1 views_ui.admin.inc views_ui_get_selected($form_state, $parents, $default_value, $element)

Gets the current value of a #select element, from within a form constructor function.

This function is intended for use in highly dynamic forms (in particular the add view wizard) which are rebuilt in different ways depending on which triggering element (AJAX or otherwise) was most recently fired. For example, sometimes it is necessary to decide how to build one dynamic form element based on the value of a different dynamic form element that may not have even been present on the form the last time it was submitted. This function takes care of resolving those conflicts and gives you the proper current value of the requested #select element.

By necessity, this function sometimes uses non-validated user input from $form_state['input'] in making its determination. Although it performs some minor validation of its own, it is not complete. The intention is that the return value of this function should only be used to help decide how to build the current form the next time it is reloaded, not to be saved as if it had gone through the normal, final form validation process. Do NOT use the results of this function for any other purpose besides deciding how to build the next version of the form.

Parameters

$form_state: The standard associative array containing the current state of the form.

$parents: An array of parent keys that point to the part of the submitted form values that are expected to contain the element's value (in the case where this form element was actually submitted). In a simple case (assuming #tree is TRUE throughout the form), if the select element is located in $form['wrapper']['select'], so that the submitted form values would normally be found in $form_state['values']['wrapper']['select'], you would pass array('wrapper', 'select') for this parameter.

$default_value: The default value to return if the #select element does not currently have a proper value set based on the submitted input.

$element: An array representing the current version of the #select element within the form.

Return value

The current value of the #select element.

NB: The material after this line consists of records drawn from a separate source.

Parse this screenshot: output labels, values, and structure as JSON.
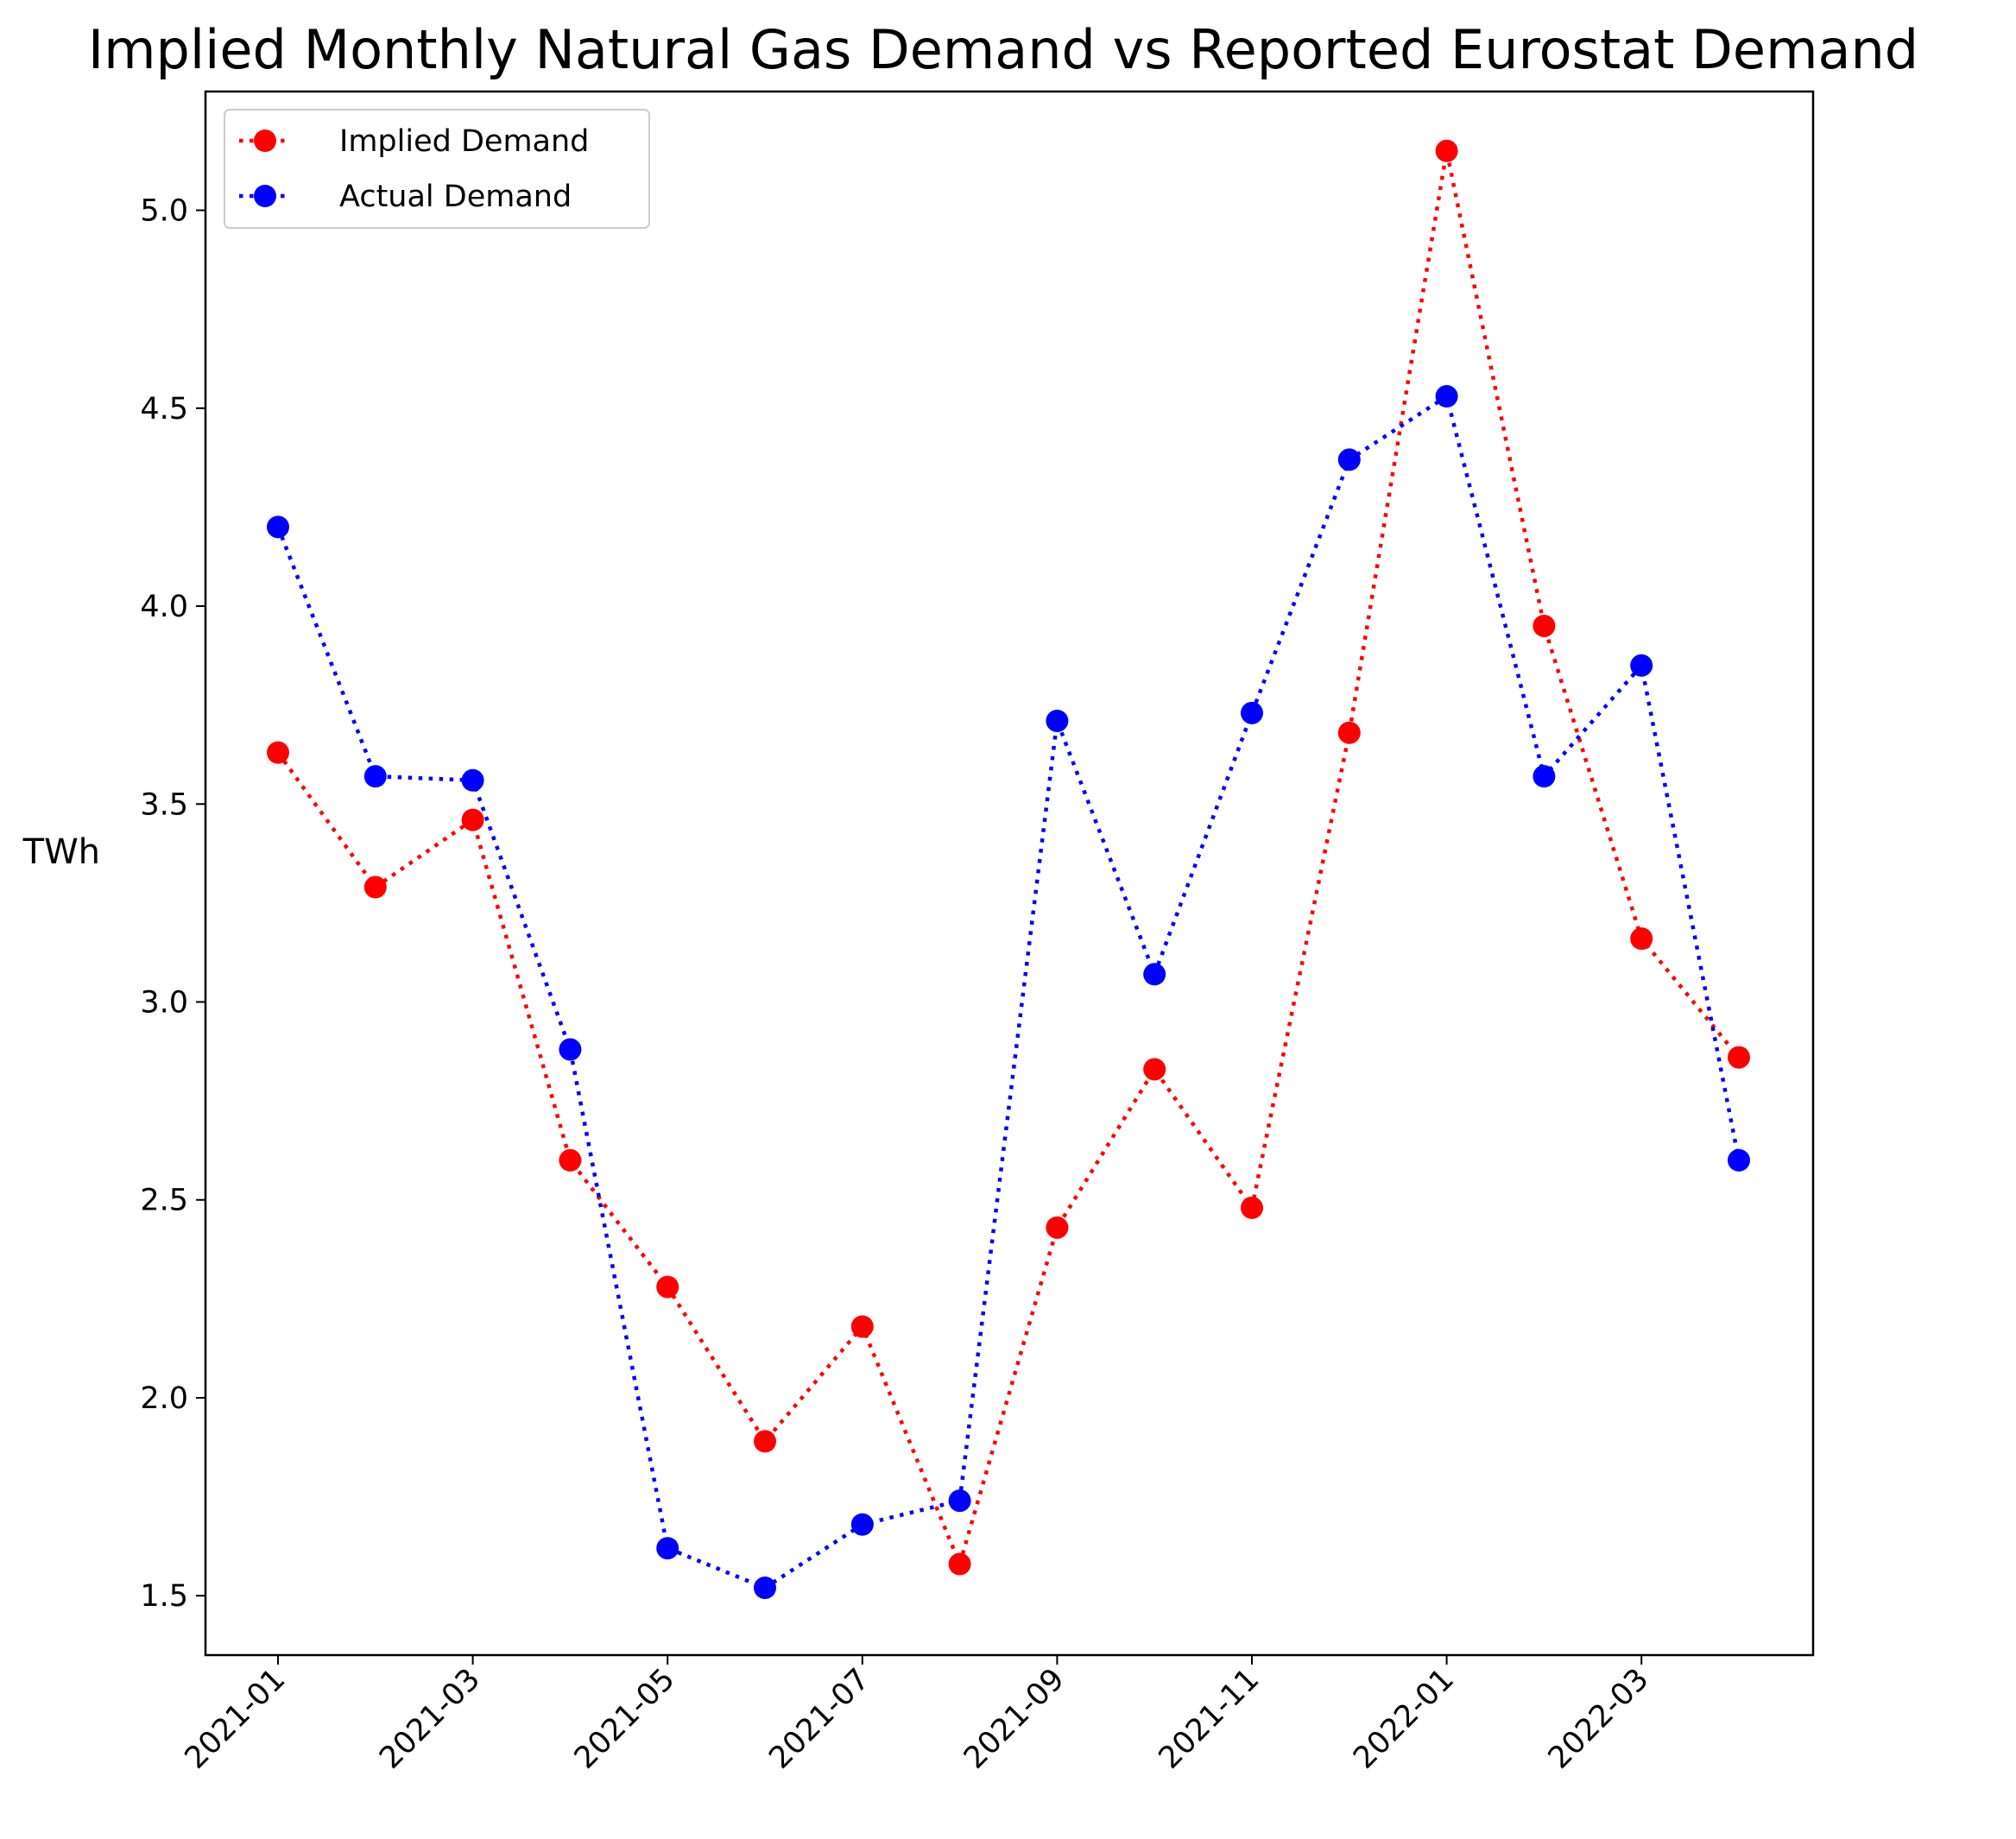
{
  "chart_data": {
    "type": "line",
    "title": "Implied Monthly Natural Gas Demand vs Reported Eurostat Demand",
    "xlabel": "",
    "ylabel": "TWh",
    "x": [
      "2021-01",
      "2021-02",
      "2021-03",
      "2021-04",
      "2021-05",
      "2021-06",
      "2021-07",
      "2021-08",
      "2021-09",
      "2021-10",
      "2021-11",
      "2021-12",
      "2022-01",
      "2022-02",
      "2022-03",
      "2022-04"
    ],
    "x_ticks": [
      "2021-01",
      "2021-03",
      "2021-05",
      "2021-07",
      "2021-09",
      "2021-11",
      "2022-01",
      "2022-03"
    ],
    "y_ticks": [
      "1.5",
      "2.0",
      "2.5",
      "3.0",
      "3.5",
      "4.0",
      "4.5",
      "5.0"
    ],
    "ylim": [
      1.35,
      5.3
    ],
    "grid": false,
    "legend_position": "top-left",
    "series": [
      {
        "name": "Implied Demand",
        "color": "#ff0000",
        "line_style": "dotted",
        "marker": "circle",
        "values": [
          3.63,
          3.29,
          3.46,
          2.6,
          2.28,
          1.89,
          2.18,
          1.58,
          2.43,
          2.83,
          2.48,
          3.68,
          5.15,
          3.95,
          3.16,
          2.86
        ]
      },
      {
        "name": "Actual Demand",
        "color": "#0000ff",
        "line_style": "dotted",
        "marker": "circle",
        "values": [
          4.2,
          3.57,
          3.56,
          2.88,
          1.62,
          1.52,
          1.68,
          1.74,
          3.71,
          3.07,
          3.73,
          4.37,
          4.53,
          3.57,
          3.85,
          2.6
        ]
      }
    ]
  }
}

A common use for this is to feed: it back into $element['#default_value'] so that the form will be rendered with the correct value selected.

File

core/modules/views_ui/views_ui.admin.inc, line 542
Admin page callbacks for the Views UI module.

Code

function views_ui_get_selected($form_state, $parents, $default_value, $element) {
  // For now, don't trust this to work on anything but a #select element.
  if (!isset($element['#type']) || $element['#type'] != 'select' || !isset($element['#options'])) {
    return $default_value;
  }

  // If there is a user-submitted value for this element that matches one of
  // the currently available options attached to it, use that. We need to check
  // $form_state['input'] rather than $form_state['values'] here because the
  // triggering element often has the #limit_validation_errors property set to
  // prevent unwanted errors elsewhere on the form. This means that the
  // $form_state['values'] array won't be complete. We could make it complete
  // by adding each required part of the form to the #limit_validation_errors
  // property individually as the form is being built, but this is difficult to
  // do for a highly dynamic and extensible form. This method is much simpler.
  if (!empty($form_state['input'])) {
    $key_exists = NULL;
    $submitted = backdrop_array_get_nested_value($form_state['input'], $parents, $key_exists);
    // Check that the user-submitted value is one of the allowed options before
    // returning it. This is not a substitute for actual form validation;
    // rather it is necessary because, for example, the same select element
    // might have #options A, B, and C under one set of conditions but #options
    // D, E, F under a different set of conditions. So the form submission
    // might have occurred with option A selected, but when the form is rebuilt
    // option A is no longer one of the choices. In that case, we don't want to
    // use the value that was submitted anymore but rather fall back to the
    // default value.
    if ($key_exists && in_array($submitted, array_keys($element['#options']))) {
      return $submitted;
    }
  }

  // Fall back on returning the default value if nothing was returned above.